The allure of these types of payment options resulted in people buying more things on impulse and overstretching their budget. Since you are breaking down your purchases into smaller monthly payments, it's harder to see how much you actually spent, which can result in mismanaged finances.

If you find yourself in a position where making your monthly installments is difficult, you should discuss these concerns with a representative of the BNPL company.

Some companies, like Atome, may allow you to push back your repayment date.If your debt is unmanageable, however, you might want to look into a debt consolidation plan, which amalgamates all existing debt into one loan for you to pay back. These typically charge interest rates of 2.77 per cent to 5.75 per cent per annum and last up to 10 years.

How does BNPL compare to credit cards and personal loans?

You may be wondering how a BNPL plan compares to other forms of credit, like credit cards.

At its core, credit cards and BNPL both allow you to pay in advance for things, though credit cards will give you a higher spending limit. Moreover, credit cards will typically charge you a monthly installment based on how much you spend overall (ie, $50 minimum or 3 per cent) of your statement.

On the other hand, BNPL plans are micro-loans for individual items you purchase. Additionally, BNPL payments are automatically withdrawn from your accounts. While you can set automatic withdrawals with a credit card, this is not the default.

Traditional bank personal loan costs

Alternatively, personal loans are better for larger projects and expenditures, like wedding costs or a vacation.

This is since taking out a loan means you will only pay one monthly payment over years, rather than using multiple BNPL plans for several expenses and losing track of them.
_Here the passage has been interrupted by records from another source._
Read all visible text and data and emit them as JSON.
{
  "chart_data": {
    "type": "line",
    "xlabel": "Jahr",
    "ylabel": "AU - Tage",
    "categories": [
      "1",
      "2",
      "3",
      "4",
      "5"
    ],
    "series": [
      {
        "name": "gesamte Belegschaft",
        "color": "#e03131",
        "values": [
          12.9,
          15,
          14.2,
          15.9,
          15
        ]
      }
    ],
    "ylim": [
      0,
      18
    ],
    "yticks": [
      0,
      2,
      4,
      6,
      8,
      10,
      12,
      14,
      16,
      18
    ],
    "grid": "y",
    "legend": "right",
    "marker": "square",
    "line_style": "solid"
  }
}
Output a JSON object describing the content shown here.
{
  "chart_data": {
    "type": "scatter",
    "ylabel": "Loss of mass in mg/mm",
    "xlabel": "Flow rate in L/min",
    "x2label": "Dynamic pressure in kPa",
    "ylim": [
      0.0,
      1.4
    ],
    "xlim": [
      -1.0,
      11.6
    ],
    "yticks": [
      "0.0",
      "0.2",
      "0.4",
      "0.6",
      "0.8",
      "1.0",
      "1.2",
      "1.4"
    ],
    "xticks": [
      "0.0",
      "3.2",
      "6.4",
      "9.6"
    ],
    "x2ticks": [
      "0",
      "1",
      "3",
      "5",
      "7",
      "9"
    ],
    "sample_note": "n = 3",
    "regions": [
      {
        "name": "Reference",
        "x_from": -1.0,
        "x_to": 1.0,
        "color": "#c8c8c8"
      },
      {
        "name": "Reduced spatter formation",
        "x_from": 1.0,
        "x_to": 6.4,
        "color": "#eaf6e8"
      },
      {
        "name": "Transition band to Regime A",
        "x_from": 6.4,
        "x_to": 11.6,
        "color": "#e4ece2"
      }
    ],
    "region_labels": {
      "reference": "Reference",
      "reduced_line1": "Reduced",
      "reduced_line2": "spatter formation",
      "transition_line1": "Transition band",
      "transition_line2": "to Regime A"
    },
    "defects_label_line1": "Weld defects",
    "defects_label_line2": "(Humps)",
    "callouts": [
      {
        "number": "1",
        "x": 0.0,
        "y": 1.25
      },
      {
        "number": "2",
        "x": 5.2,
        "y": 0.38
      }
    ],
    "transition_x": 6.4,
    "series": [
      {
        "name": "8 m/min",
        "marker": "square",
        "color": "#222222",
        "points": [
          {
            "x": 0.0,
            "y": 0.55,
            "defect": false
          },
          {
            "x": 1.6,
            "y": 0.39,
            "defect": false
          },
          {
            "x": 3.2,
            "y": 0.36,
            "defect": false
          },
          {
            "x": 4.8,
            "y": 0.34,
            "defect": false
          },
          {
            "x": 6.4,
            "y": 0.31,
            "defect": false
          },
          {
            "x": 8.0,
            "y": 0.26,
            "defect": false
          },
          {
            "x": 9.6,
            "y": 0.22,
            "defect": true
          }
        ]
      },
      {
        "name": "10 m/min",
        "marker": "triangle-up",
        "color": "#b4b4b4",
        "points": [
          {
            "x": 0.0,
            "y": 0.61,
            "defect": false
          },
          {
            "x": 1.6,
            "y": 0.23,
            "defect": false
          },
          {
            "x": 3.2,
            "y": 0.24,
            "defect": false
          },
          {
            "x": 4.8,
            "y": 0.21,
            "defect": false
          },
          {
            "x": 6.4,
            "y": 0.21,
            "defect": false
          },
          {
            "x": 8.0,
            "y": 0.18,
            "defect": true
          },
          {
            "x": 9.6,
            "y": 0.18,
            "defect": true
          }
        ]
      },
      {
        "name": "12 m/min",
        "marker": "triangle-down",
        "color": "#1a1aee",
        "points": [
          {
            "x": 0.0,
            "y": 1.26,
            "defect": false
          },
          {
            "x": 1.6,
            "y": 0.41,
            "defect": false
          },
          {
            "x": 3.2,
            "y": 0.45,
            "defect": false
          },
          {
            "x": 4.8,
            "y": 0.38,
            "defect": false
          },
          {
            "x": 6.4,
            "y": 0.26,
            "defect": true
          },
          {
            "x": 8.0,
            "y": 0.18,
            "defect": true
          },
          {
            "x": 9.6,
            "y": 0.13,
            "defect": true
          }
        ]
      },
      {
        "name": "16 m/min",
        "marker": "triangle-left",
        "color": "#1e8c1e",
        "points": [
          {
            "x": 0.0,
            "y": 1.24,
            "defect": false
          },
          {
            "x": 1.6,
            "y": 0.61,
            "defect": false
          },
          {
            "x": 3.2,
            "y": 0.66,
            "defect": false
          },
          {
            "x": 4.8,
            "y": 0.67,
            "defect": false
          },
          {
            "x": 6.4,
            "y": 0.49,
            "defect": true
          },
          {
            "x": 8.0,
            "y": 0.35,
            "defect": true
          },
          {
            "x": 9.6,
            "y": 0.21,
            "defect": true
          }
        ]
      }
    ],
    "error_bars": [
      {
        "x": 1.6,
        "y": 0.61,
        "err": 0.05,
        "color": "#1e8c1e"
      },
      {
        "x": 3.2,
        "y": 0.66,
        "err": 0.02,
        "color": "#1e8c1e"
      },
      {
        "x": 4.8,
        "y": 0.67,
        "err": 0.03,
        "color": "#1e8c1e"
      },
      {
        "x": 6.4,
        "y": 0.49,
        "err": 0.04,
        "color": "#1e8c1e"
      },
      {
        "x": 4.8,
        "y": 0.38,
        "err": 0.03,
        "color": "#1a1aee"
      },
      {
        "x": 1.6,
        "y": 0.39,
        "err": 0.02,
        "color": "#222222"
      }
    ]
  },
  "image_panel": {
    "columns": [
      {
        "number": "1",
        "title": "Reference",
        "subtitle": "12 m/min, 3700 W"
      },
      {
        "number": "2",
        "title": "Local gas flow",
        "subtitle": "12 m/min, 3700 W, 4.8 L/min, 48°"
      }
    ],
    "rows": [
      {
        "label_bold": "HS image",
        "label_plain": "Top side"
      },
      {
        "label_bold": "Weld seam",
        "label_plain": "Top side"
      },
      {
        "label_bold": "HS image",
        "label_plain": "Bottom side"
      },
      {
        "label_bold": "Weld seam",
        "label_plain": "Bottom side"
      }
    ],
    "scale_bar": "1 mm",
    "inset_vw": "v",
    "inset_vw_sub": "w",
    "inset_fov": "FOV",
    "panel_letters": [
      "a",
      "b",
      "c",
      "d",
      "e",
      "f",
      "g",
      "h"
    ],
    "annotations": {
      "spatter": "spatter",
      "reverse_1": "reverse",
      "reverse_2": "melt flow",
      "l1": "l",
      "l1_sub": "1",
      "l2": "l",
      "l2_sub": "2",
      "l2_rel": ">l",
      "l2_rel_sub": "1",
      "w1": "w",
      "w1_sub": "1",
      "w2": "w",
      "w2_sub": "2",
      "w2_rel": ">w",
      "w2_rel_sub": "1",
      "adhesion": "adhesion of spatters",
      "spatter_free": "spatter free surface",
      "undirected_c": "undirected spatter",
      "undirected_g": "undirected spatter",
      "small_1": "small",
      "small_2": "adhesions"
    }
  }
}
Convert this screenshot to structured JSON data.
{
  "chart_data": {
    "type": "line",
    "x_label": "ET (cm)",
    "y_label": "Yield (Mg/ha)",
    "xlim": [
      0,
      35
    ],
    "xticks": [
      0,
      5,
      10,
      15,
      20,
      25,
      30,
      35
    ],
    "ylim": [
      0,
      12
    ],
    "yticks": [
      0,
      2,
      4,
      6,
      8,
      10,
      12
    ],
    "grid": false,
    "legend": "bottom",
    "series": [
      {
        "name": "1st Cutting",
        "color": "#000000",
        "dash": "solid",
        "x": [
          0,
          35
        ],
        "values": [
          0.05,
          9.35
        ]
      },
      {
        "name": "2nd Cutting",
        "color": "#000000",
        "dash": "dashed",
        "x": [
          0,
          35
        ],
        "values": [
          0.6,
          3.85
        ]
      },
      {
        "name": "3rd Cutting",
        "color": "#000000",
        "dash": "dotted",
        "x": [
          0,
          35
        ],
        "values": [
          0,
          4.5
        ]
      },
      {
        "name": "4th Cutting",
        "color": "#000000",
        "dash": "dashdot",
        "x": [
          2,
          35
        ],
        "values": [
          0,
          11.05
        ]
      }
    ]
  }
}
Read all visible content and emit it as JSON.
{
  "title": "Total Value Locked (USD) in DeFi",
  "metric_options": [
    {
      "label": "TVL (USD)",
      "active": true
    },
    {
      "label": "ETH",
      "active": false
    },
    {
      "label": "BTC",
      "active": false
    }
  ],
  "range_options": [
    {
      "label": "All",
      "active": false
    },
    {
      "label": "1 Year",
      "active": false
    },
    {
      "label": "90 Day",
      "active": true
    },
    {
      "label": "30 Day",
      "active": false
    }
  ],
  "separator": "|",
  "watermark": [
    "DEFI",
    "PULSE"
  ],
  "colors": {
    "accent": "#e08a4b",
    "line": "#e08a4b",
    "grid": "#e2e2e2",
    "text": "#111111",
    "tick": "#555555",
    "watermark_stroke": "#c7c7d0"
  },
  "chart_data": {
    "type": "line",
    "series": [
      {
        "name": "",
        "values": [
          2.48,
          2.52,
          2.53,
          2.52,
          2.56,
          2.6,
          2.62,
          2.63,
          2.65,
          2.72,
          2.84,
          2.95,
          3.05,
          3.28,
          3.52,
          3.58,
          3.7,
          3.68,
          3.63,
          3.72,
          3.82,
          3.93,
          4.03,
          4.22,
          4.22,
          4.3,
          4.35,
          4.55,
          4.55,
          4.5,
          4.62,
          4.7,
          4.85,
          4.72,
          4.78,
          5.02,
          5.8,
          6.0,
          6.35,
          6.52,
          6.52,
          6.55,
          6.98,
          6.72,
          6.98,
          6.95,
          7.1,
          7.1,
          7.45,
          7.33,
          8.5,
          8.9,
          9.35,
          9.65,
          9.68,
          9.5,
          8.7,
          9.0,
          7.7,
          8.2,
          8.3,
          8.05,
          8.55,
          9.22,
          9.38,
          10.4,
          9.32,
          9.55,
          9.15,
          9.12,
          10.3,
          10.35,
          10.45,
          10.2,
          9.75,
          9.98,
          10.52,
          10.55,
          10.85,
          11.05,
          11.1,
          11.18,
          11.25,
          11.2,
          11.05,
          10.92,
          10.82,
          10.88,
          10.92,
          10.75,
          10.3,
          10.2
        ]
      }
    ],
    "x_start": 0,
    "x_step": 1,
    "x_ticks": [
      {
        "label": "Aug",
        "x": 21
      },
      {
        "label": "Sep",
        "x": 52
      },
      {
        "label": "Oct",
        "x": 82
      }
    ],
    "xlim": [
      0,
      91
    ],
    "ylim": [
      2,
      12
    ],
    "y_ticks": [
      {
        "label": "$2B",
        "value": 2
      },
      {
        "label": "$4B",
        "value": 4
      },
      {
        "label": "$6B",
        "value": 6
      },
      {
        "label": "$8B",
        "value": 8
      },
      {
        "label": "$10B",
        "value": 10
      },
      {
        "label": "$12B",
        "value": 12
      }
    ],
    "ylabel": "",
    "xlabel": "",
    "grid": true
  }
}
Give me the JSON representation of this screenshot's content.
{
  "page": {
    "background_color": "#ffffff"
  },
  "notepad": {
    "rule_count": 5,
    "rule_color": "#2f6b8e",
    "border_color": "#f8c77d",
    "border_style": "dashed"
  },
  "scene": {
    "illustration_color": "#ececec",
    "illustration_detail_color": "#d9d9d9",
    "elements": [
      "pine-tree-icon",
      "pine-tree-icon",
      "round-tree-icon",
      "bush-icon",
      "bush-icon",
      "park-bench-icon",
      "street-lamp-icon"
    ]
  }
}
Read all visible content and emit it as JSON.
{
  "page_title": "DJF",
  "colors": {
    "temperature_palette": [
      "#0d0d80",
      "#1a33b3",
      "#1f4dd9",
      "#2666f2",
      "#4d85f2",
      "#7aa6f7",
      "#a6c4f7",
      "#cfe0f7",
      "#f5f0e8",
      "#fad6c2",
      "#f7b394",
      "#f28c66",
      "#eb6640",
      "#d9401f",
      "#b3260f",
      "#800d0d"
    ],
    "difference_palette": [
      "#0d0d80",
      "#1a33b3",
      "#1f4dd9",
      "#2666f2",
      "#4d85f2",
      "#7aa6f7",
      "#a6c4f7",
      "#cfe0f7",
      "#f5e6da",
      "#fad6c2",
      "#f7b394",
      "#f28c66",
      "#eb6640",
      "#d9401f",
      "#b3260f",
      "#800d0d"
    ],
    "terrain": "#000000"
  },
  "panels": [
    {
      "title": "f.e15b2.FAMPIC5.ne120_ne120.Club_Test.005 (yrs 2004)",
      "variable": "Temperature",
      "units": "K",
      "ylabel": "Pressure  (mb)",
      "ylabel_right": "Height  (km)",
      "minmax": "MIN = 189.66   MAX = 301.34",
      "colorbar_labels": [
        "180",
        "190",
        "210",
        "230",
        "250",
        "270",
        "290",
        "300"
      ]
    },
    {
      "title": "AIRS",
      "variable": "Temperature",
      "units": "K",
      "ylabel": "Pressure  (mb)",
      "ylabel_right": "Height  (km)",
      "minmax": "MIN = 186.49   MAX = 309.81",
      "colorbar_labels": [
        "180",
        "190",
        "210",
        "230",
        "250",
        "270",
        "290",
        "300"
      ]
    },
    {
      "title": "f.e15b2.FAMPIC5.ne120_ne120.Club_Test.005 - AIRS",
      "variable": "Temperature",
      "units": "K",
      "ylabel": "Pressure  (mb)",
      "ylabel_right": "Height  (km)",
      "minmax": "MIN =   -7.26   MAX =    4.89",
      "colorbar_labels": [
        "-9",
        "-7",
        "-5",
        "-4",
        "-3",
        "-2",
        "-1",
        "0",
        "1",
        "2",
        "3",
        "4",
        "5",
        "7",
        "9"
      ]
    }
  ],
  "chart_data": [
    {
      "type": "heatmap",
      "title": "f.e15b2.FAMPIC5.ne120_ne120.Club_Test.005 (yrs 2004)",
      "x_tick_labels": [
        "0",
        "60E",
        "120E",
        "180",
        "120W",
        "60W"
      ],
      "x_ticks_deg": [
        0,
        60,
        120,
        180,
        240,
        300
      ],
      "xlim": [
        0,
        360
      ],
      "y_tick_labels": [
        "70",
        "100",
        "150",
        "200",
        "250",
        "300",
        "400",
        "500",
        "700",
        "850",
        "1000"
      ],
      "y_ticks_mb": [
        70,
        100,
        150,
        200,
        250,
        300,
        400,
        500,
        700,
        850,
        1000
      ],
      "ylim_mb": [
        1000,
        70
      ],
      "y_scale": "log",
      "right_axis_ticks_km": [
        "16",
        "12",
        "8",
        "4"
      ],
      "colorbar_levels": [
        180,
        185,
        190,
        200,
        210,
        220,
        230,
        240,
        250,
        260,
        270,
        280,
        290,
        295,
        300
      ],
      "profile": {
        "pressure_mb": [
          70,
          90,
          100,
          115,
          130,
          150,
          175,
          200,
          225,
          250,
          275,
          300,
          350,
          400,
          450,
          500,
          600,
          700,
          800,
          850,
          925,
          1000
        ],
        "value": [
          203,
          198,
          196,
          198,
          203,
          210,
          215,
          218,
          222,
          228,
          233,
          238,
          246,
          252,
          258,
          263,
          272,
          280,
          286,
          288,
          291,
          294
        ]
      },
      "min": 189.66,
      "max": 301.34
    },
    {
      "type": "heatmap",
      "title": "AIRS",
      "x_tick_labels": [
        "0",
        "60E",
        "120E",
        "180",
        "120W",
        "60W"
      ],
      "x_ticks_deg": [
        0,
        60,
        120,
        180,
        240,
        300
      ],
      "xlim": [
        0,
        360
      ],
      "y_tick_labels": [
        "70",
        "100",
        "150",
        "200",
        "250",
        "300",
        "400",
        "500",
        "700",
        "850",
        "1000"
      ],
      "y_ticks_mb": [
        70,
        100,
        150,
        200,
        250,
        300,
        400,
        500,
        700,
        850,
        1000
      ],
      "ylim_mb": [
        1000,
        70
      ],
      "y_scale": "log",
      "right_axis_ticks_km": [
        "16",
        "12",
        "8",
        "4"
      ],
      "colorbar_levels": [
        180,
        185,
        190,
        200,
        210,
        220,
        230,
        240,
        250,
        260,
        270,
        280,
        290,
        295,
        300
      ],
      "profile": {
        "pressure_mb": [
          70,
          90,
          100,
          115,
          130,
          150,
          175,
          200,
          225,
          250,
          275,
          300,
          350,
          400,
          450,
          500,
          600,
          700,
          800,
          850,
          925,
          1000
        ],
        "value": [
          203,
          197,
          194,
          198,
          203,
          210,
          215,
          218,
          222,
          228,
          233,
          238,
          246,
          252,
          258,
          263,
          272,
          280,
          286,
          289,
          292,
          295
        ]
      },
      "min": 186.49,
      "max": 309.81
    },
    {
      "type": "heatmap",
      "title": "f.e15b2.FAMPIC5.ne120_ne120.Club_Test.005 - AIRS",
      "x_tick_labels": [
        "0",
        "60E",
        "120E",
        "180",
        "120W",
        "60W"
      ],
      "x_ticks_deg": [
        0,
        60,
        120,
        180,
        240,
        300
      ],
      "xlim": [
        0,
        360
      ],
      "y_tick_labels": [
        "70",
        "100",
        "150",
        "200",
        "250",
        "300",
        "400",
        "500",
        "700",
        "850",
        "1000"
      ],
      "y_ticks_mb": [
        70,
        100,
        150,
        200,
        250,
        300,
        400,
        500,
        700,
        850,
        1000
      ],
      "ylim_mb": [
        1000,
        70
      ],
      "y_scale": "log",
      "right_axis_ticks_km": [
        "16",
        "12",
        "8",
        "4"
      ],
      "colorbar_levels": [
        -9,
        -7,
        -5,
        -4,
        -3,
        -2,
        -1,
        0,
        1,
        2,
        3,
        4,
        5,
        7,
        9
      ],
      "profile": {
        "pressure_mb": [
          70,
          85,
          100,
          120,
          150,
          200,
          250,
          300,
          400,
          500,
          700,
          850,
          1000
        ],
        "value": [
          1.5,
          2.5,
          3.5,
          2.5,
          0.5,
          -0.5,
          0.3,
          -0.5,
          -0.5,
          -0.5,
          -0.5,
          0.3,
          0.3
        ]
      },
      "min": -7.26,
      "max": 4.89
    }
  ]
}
However, they usually have higher interest rates than BNPL plans. Additionally, to take out a personal loan in Singapore you must have a minimum annual income of $20,000 and borrow at least $1,000.

On the other hand, BNPL companies only require their users to have a Singaporean address, Singaporean-issued bank card, and be 21 or older.

BNPL may be a good option, but only if you can pay it back

If you need to buy an expensive item (like a work laptop) immediately but can't afford the full payment at checkout, then a BNPL plan could be a good option.

Since BNPL plans often charge little or no processing fees and provide an interest-free period, you can manage your purchase in smaller, more digestible payments. They're also good options if you have a steady cash flow but may be in a place where you want to reduce how much credit you're using in a particular month.

Alternatively, if you are looking to fund something large like a wedding or renovation, then it will be worthwhile to just take out a personal loan. This gives you a lump sum to pay back monthly.

That said, BNPLs are not good for people who are chronically low on cash. While it is tempting to shop and only pay a little bit for your purchases each month, you are still liable for paying back to the entire amount. Failure to do so can result in penalties and loan default.

Thus, for impulse purchases and items that are financially out of reach, the best financial decision is to wait until you can pay for what you want upfront. This way you won't be beholden to any additional monthly payments and won't risk getting into debt.